Все остальные посмотрели на него.
— Мы должны выяснить, работал ли он. Ты ничего не знаешь?
Не поднимая глаз, Трульсен покачал головой:
— Датская фирма-производитель обещала дать ответ еще неделю назад. Но там были праздники, и поэтому…
— Они должны ответить срочно. — В голосе Рюстена, обычно доброжелательном, не было и намека на вопросительные интонации. Теперь он отдавал приказания. — Если выяснится, что кто-то вытащил батарейки из телефона Лидии и испортил механизм инвалидного лифта, у нас на руках, без сомнений, окажется дело об убийстве. О двойном убийстве.

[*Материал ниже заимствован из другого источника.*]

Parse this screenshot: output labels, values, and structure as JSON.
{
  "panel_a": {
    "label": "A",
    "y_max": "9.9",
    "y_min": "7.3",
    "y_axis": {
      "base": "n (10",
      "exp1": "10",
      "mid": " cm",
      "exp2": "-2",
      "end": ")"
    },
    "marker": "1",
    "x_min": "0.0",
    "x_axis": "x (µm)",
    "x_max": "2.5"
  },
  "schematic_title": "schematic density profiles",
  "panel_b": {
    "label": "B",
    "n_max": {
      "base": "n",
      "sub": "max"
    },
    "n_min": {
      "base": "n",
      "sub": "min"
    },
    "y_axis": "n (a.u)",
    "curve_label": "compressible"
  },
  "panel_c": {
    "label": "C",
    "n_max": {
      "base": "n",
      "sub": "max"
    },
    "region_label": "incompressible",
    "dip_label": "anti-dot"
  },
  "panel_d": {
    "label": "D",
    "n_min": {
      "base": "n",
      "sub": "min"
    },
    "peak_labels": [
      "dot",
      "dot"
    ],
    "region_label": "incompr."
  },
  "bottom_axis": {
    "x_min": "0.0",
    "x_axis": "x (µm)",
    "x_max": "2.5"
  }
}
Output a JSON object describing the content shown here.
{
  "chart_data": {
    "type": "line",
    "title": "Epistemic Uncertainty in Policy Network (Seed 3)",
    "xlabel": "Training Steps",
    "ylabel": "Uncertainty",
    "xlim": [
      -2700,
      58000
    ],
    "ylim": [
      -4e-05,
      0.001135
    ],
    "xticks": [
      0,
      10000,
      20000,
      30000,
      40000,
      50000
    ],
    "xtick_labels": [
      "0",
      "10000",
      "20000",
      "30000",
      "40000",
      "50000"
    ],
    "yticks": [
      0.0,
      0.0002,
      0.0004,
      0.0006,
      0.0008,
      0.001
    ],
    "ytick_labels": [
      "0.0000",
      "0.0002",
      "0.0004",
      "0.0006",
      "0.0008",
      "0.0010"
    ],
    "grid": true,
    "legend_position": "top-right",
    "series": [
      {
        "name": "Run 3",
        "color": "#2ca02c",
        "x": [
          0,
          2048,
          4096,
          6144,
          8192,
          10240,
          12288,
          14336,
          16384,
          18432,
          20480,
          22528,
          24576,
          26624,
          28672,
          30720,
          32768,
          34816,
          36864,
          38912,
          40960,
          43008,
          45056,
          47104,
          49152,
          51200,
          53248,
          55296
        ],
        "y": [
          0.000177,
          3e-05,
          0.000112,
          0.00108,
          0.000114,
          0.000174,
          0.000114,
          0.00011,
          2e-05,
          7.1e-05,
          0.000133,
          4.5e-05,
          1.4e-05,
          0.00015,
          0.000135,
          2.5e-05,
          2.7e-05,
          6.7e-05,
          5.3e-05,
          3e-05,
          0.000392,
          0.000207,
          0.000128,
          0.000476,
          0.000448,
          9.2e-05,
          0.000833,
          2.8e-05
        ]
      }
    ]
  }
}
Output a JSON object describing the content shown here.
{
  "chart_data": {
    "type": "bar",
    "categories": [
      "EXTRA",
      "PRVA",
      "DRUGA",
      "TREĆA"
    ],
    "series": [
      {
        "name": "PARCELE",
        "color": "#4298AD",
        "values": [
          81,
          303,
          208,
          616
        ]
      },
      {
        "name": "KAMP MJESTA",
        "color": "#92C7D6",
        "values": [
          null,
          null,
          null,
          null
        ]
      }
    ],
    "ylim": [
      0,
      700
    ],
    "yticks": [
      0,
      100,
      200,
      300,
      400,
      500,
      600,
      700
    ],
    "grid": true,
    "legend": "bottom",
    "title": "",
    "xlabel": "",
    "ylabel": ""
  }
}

Никто не возражал. До конца совещания говорили мало, потом разбрелись кто куда, а сам Трульсен направился к кабинету начальства, чтобы доложить Моене о развитии расследования по делу Хаммерсенгов. Его походка не была особенно уверенной.
Подозреваемые…
Анита Хегг оторвала взгляд от окна, где сверкающее майское солнце окрашивало небо в белый цвет, а Мьёсу превращало в ярко-голубое зеркало, и вновь уставилась в пустую столешницу. Как раз сейчас она хотела бы, чтобы перед ней лежало множество отчетов, заметок, архивных папок и фотографий — чего-то, что убеждало бы ее в том, что, изучив такой обширный материал, она наткнется на сведения, проясняющие дело Хаммерсенгов. Однако бумаги на ее столе не залеживались: всю бумажную работу она старалась переделать побыстрее. Особенно она усердствовала в последние дни. Она повторно просмотрела отчет об обыске на вилле Скугли, но в результате смогла только выписать на одинокий лист бумаги четыре-пять сиротливых строчек, которые были похожи на отпечатки воробьиных лапок на снегу.
Следы обуви.
Отпечатки пальцев на оружии (только его), на инвалидной коляске (только ее).
Социальный работник (установление его/ее личности).
Телефонные разговоры.
Враги.
Над последним пунктом она раздумывала довольно долго: какие враги могли быть у супругов Хаммерсенг? У двоих стариков, которых, согласно общим отзывам, одинаково любили, да, более того — почитали (когда в разговоре о Хаммерсенгах употребляли это старомодное словечко, оно тут же наполнялось смыслом) и вокруг которых вертелась в свое время городская культурная и общественная жизнь? Тогда она взяла ручку и подписала внизу это печальное определение: подозреваемые..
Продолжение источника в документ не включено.